Due to the political issues surrounding Russia and the Ukraine, the yield of the 10-Treasury as measured by the S&P/BGCantor Current 10 Year U.S. Treasury Bond Index tightened by 8 basis points over the course of the last week of February.  The index returned 0.39% for the month as the year-to-date is now a 3.94%.

Investors move towards the safety of U.S. Treasury creating additional demand and lower yields will not have an impact on newly issued debt as there are no auctions scheduled for this week.  The next round of auctions is scheduled for the week of March 11th as a new 3-year and re-openings in the 10- and 30-year are planned.

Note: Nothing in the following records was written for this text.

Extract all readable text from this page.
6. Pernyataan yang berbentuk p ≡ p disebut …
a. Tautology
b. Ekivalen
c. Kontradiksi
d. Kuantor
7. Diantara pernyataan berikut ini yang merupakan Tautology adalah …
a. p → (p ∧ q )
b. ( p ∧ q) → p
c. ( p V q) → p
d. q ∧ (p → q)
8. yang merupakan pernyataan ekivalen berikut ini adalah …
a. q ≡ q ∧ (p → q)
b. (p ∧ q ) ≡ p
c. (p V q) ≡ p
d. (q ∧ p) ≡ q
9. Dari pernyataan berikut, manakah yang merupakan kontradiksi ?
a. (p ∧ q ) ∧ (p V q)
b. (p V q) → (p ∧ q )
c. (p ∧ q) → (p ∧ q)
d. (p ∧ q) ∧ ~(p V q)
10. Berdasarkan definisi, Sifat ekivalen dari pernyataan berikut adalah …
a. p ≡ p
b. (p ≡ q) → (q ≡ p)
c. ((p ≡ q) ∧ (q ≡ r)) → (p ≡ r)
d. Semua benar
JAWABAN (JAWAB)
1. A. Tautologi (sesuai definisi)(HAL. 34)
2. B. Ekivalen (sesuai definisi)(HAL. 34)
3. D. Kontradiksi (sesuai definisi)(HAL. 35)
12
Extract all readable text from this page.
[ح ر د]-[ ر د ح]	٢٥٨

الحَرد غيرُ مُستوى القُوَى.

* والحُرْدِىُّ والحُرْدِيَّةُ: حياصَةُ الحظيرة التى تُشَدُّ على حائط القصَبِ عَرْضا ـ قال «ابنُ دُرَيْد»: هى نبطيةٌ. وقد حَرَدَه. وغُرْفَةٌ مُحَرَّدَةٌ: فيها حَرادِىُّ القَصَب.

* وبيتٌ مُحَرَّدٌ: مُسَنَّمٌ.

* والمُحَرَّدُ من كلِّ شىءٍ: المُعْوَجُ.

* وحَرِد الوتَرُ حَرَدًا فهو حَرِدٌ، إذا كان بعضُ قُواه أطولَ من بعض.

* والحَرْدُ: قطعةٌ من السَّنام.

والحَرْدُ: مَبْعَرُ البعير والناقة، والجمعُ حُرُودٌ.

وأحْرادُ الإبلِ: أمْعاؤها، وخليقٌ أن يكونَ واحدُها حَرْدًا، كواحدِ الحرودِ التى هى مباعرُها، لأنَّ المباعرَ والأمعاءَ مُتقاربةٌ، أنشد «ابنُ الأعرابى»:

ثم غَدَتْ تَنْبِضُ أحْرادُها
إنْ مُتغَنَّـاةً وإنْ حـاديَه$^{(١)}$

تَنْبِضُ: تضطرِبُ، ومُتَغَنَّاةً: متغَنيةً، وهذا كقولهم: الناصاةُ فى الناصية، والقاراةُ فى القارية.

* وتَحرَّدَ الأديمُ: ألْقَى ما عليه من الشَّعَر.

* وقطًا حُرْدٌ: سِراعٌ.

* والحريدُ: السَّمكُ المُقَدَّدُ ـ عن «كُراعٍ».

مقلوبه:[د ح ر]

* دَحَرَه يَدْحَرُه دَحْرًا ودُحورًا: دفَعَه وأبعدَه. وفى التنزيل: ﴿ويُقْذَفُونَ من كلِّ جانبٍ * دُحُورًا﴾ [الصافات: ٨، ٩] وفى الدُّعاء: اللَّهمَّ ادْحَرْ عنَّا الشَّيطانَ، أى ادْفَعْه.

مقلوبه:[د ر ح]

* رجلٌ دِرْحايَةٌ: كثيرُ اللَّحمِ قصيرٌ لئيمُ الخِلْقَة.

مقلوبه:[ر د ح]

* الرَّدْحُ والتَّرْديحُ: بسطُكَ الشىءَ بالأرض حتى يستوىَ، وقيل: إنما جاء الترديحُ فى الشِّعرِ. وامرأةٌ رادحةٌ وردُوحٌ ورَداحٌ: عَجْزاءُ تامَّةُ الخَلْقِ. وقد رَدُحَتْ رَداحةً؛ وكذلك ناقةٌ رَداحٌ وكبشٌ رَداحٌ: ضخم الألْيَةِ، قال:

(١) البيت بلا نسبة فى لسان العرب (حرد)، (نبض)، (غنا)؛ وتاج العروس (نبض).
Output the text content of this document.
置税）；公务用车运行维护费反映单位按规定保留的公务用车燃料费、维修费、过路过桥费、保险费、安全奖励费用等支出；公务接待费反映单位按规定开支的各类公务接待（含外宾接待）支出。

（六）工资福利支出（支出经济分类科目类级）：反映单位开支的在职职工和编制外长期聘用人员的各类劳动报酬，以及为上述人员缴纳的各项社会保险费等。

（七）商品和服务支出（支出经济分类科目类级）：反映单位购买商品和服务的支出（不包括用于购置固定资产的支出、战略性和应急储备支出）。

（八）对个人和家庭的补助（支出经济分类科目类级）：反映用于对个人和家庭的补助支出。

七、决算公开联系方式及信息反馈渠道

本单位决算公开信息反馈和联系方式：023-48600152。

The economic calendar contains February MBA Mortgage Applications (-8.5% prior) and ADP Employment (155k expected) along with jobless (336k exp.), manufacturing (5k exp.), factory orders (-0.5% exp.) and finally the Unemployment Rate (6.6% exp.).  All of these domestic measurements could take a back seat to the international news if the situation heats up.

The S&P U.S. Issued Investment Grade Corporate Bond Index had a positive week as well returning -.69% for the week as the index closed out the month returning 0.91% and 2.86% year-to-date.  These returns now pale in comparison to the high yield index (S&P U.S. Issued High Yield Corporate Bond Index) as the search for yield continues into 2014.  The only down day in February for the S&P U.S. Issued High Yield Corporate Bond Index was the 4th.  Month-to-date the return of this index is at 1.92% and for the year it is returning 2.70%.

Unlike high yield debt, senior loans as measured by the S&P/LSTA U.S. Leveraged Loan 100 Index sat the sidelines for the month of February.  Returning only 0.05% for the month and 0.67% year-to-date, this index seems to be experiencing investor fatigue after consistent returns over a period of years.  New issue loan deals are going well and seasoned issuers continue to be able to raise money although yields continued to drift higher.